3. Do quality improvement (QI) projects “count” as research for fellowships and academic jobs?
Yes—if they are well-structured, use recognized QI methodologies (e.g., PDSA cycles), and lead to dissemination (posters, presentations, or publications). Fellowships value residents who can improve systems and patient outcomes. In many programs, QI is considered part of the required scholarly activity for residents.
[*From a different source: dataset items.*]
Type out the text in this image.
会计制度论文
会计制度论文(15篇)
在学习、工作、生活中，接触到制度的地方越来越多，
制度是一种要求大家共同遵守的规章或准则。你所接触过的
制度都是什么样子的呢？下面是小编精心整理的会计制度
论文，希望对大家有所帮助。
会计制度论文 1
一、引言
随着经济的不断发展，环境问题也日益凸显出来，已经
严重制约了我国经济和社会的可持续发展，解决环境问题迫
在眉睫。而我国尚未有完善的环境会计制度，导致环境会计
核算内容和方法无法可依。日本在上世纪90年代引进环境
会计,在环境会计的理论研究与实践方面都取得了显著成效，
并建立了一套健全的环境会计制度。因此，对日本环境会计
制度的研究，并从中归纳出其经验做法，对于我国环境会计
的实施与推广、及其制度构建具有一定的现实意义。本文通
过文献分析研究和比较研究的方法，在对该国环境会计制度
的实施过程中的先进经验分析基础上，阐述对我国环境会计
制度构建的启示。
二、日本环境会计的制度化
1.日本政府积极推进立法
4. I’m in a community-based Med-Peds program with limited infrastructure. How can I still build a research profile?
Focus on:

  • QI and case-based projects that don’t require large infrastructures
  • Collaborative projects with affiliated academic centers or virtual mentors
  • Local or regional poster presentations
    Use your unique Med-Peds position to identify cross-disciplinary questions. Even in smaller programs, motivated residents—especially those with the initiative often seen in Caribbean IMGs—can produce meaningful scholarship by being proactive, organized, and mentor-seeking.

By approaching research during residency strategically, Caribbean IMGs in Medicine-Pediatrics can transform residency from a purely clinical training period into a launchpad for a scholarly, impactful career. Whether your long-term goal is community practice with strong QI skills, a hospitalist role, or a full academic career, resident research projects can help you get there—and help your patients in the process.